Focus - This Movie Just About Rocks The Hustle
Dir: Glenn Ficarra, John Requa
Starring Will Smith, Margot Robbie, Gerald McRaney, Rodrigo Santoro
It shows how much Will Smith’s star has dimmed that a big studio movie starring the once most bankable man in Hollywood would be dumped in the winter wilds of February. With that in mind as a harbinger, Focus is better than expected.
An old fashioned con movie, that at times seems to want to ape the mood of Soderbergh’s Out Of Sight, the movie stands and/or falls on the chemistry of its two leads, and a smart script that is able to fool its audience as much as they fool their mark. In the former, it works pretty well (even if the romance never really becomes fully believable); in the latter, it works for about two thirds of the picture.
What works best is the way the writer-directors capture the spirit of the con – first the action on the streets of New Orleans as Smith’s 30-strong team pick pockets and lift just about everyone in town. It’s almost scary how easy and organised they make it look, and fully entertaining in how much fun they make it look. This moves into a broodier, more obsessive form of action, with Smith’s gambling addiction throwing all their hard work into serious jeopardy (with a little help from the Stones’ Sympathy for the Devil. “Woo woo” – you’ll see.) It’s a mood shift the film carries off well.
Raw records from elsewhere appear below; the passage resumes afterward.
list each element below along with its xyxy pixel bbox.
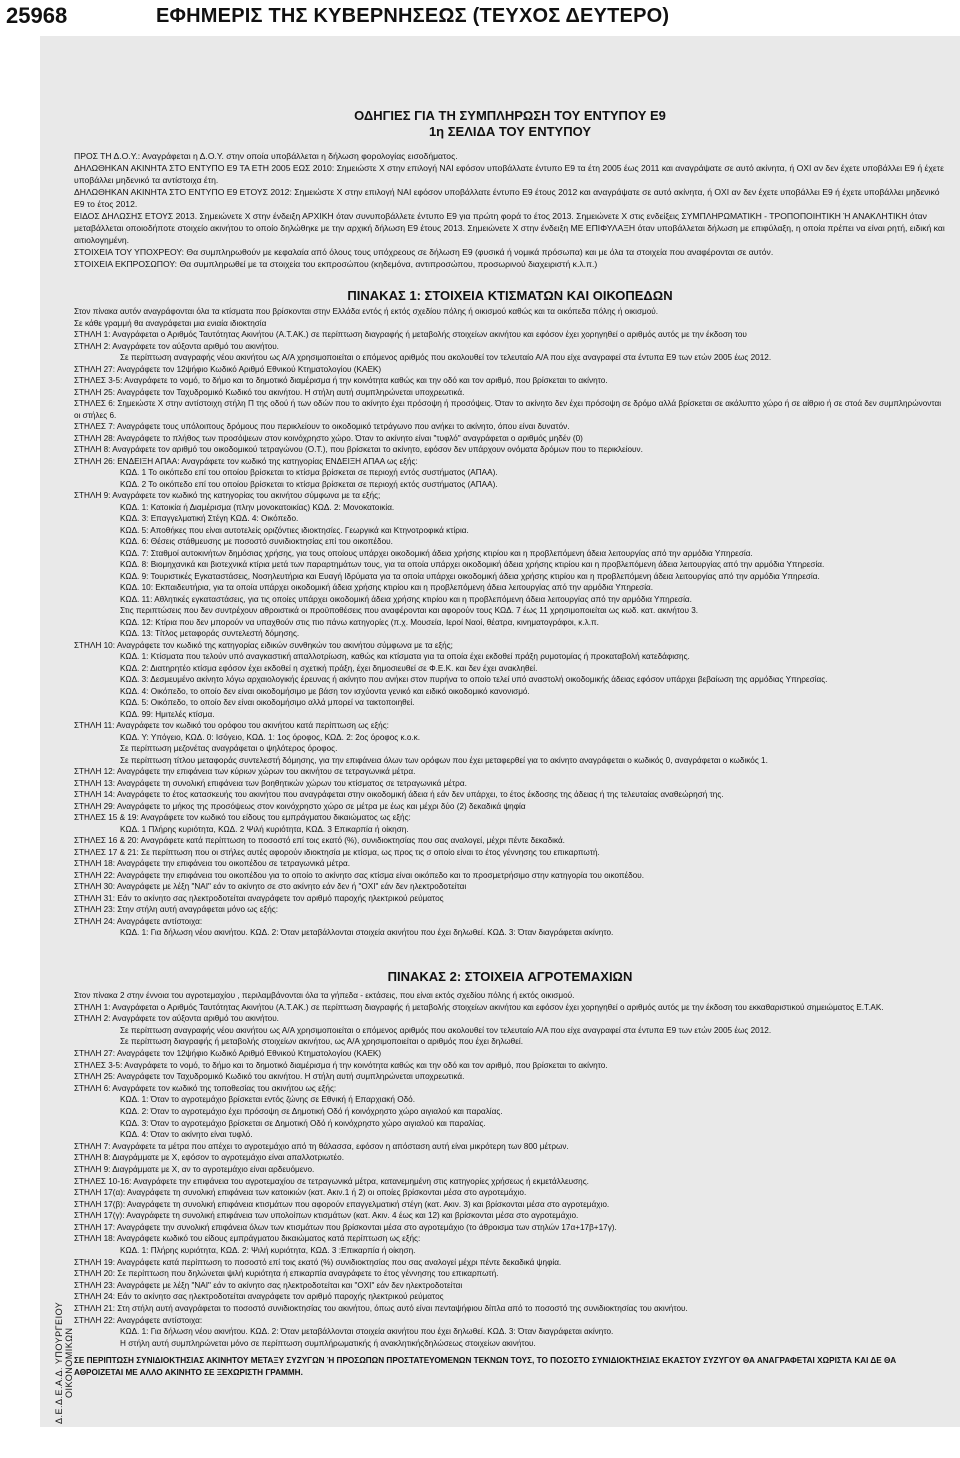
- table1-line: ΚΩΔ. 12: Κτίρια που δεν μπορούν να υπαχθούν στις πιο πάνω κατηγορίες (π.χ. Μουσεία, Ιεροί Ναοί, θέατρα, κινηματογράφοι, κ.λ.π.: [120, 617, 599, 627]
- table2-line: ΣΤΗΛΗ 23: Αναγράφετε με λέξη "ΝΑΙ" εάν το ακίνητο σας ηλεκτροδοτείται και "ΟΧΙ" εάν δεν ηλεκτροδοτείται: [74, 1280, 463, 1290]
- table2-line: ΚΩΔ. 1: Πλήρης κυριότητα, ΚΩΔ. 2: Ψιλή κυριότητα, ΚΩΔ. 3 :Επικαρπία ή οίκηση.: [120, 1246, 416, 1256]
- table1-line: ΣΤΗΛΗ 8: Αναγράφετε τον αριθμό του οικοδομικού τετραγώνου (Ο.Τ.), που βρίσκεται το ακίνητο, εφόσον δεν υπάρχουν ονόματα δρόμων που το περικλείουν.: [74, 445, 643, 454]
- table1-line: Σε κάθε γραμμή θα αναγράφεται μια ενιαία ιδιοκτησία: [74, 318, 267, 328]
- table1-line: ΚΩΔ. 9: Τουριστικές Εγκαταστάσεις, Νοσηλευτήρια και Ευαγή Ιδρύματα για τα οποία υπάρχει οικοδομική άδεια χρήσης κτιρίου και η προβλεπόμενη άδεια λειτουργίας από την αρμόδια Υπηρεσία.: [120, 571, 820, 581]
- table1-line: ΣΤΗΛΗ 27: Αναγράφετε τον 12ψήφιο Κωδικό Αριθμό Εθνικού Κτηματολογίου (ΚΑΕΚ): [74, 364, 382, 374]
- table2-line: ΣΤΗΛΗ 17: Αναγράφετε την συνολική επιφάνεια όλων των κτισμάτων που βρίσκονται μέσα στο αγροτεμάχιο (το άθροισμα των στηλών 17α+17β+17γ).: [74, 1222, 617, 1232]
- table2-line: ΣΤΗΛΕΣ 3-5: Αναγράφετε το νομό, το δήμο και το δημοτικό διαμέρισμα ή την κοινότητα καθώς και την οδό και τον αριθμό, που βρίσκεται το ακίνητο.: [74, 1060, 608, 1070]
- table1-line: ΣΤΗΛΗ 18: Αναγράφετε την επιφάνεια του οικοπέδου σε τετραγωνικά μέτρα.: [74, 859, 351, 868]
- table1-line: ΣΤΗΛΗ 28: Αναγράφετε το πλήθος των προσόψεων στον κοινόχρηστο χώρο. Όταν το ακίνητο είναι "τυφλό" αναγράφεται ο αριθμός μηδέν (0): [74, 433, 583, 443]
- table1-heading: ΠΙΝΑΚΑΣ 1: ΣΤΟΙΧΕΙΑ ΚΤΙΣΜΑΤΩΝ ΚΑΙ ΟΙΚΟΠΕΔΩΝ: [347, 288, 673, 303]
- table2-line: ΣΤΗΛΗ 2: Αναγράφετε τον αύξοντα αριθμό του ακινήτου.: [74, 1014, 279, 1024]
- table1-line: ΚΩΔ. 2 Το οικόπεδο επί του οποίου βρίσκεται το κτίσμα βρίσκεται σε περιοχή εκτός συστήματος (ΑΠΑΑ).: [120, 479, 498, 489]
- instruction-line: ΕΙΔΟΣ ΔΗΛΩΣΗΣ ΕΤΟΥΣ 2013. Σημειώνετε Χ στην ένδειξη ΑΡΧΙΚΗ όταν συνυποβάλλετε έντυπο Ε9 για πρώτη φορά το έτος 2013. Σημειώνετε Χ στις ενδείξεις ΣΥΜΠΛΗΡΩΜΑΤΙΚΗ - ΤΡΟΠΟΠΟΙΗΤΙΚΗ Ή ΑΝΑΚΛΗΤΙΚΗ όταν μεταβάλλεται οποιοδήποτε στοιχείο ακινήτου το οποίο δηλώθηκε με την αρχική δήλωση Ε9 έτους 2013. Σημειώνετε Χ στην ένδειξη ΜΕ ΕΠΙΦΥΛΑΞΗ όταν υποβάλλεται δήλωση με επιφύλαξη, η οποία πρέπει να είναι ρητή, ειδική και αιτιολογημένη.: [74, 211, 945, 245]
- table1-line: ΣΤΗΛΗ 22: Αναγράφετε την επιφάνεια του οικοπέδου για το οποίο το ακίνητο σας κτίσμα είναι οικόπεδο και το προσμετρήσιμο στην κατηγορία του οικοπέδου.: [74, 870, 645, 880]
- sidebar-publisher-text: Δ.Ε.Δ.Ε.Α.Δ. ΥΠΟΥΡΓΕΙΟΥ ΟΙΚΟΝΟΜΙΚΩΝ: [54, 1301, 74, 1425]
- instruction-line: ΔΗΛΩΘΗΚΑΝ ΑΚΙΝΗΤΑ ΣΤΟ ΕΝΤΥΠΟ Ε9 ΤΑ ΕΤΗ 2005 ΕΩΣ 2010: Σημειώστε Χ στην επιλογή ΝΑΙ εφόσον υποβάλλατε έντυπο Ε9 τα έτη 2005 έως 2011 και αναγράψατε σε αυτό ακίνητα, ή ΟΧΙ αν δεν έχετε υποβάλλει Ε9 ή έχετε υποβάλλει μηδενικό τα αντίστοιχα έτη.: [74, 163, 944, 185]
- table2-line: ΣΤΗΛΗ 25: Αναγράφετε τον Ταχυδρομικό Κωδικό του ακινήτου. Η στήλη αυτή συμπληρώνεται υποχρεωτικά.: [74, 1072, 465, 1082]
- instructions-subtitle: 1η ΣΕΛΙΔΑ ΤΟΥ ΕΝΤΥΠΟΥ: [428, 124, 592, 139]
- table1-line: ΣΤΗΛΗ 11: Αναγράφετε τον κωδικό του ορόφου του ακινήτου κατά περίπτωση ως εξής:: [74, 721, 389, 730]
- table1-line: ΣΤΗΛΕΣ 6: Σημειώστε Χ στην αντίστοιχη στήλη Π της οδού ή των οδών που το ακίνητο έχει πρόσοψη ή προσόψεις. Όταν το ακίνητο δεν έχει πρόσοψη σε δρόμο αλλά βρίσκεται σε ακάλυπτο χώρο ή σε αίθριο ή σε στοά δεν συμπληρώνονται οι στήλες 6.: [74, 399, 942, 420]
- table1-line: ΚΩΔ. 6: Θέσεις στάθμευσης με ποσοστό συνιδιοκτησίας επί του οικοπέδου.: [120, 537, 393, 546]
- table2-line: ΣΤΗΛΗ 9: Διαγράμματε με Χ, αν το αγροτεμάχιο είναι αρδευόμενο.: [74, 1164, 315, 1174]
- table1-line: ΚΩΔ. 3: Επαγγελματική Στέγη ΚΩΔ. 4: Οικόπεδο.: [120, 514, 299, 523]
- table2-line: ΣΤΗΛΗ 20: Σε περίπτωση που δηλώνεται ψιλή κυριότητα ή επικαρπία αναγράφετε το έτος γέννησης του επικαρπωτή.: [74, 1269, 499, 1279]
A further tonal shift in the FI-big con themed third act is, well – hate to go there, but less focused, unfortunately. The film’s very nature of who’s conning who, in what way and how much doesn’t hold together as well as the film’s earlier moments. And the romance brought to the fore seems less natural.
Nonetheless, the film remains entertaining, even as its (sign posted) twists and turns become more obvious.
At times like an episode of Hustle brought to the big screen without Robert Vaughn, Focus, overall, has two things going for it. Smith still knows how to be a movie star. And Robbie really is a brand new one.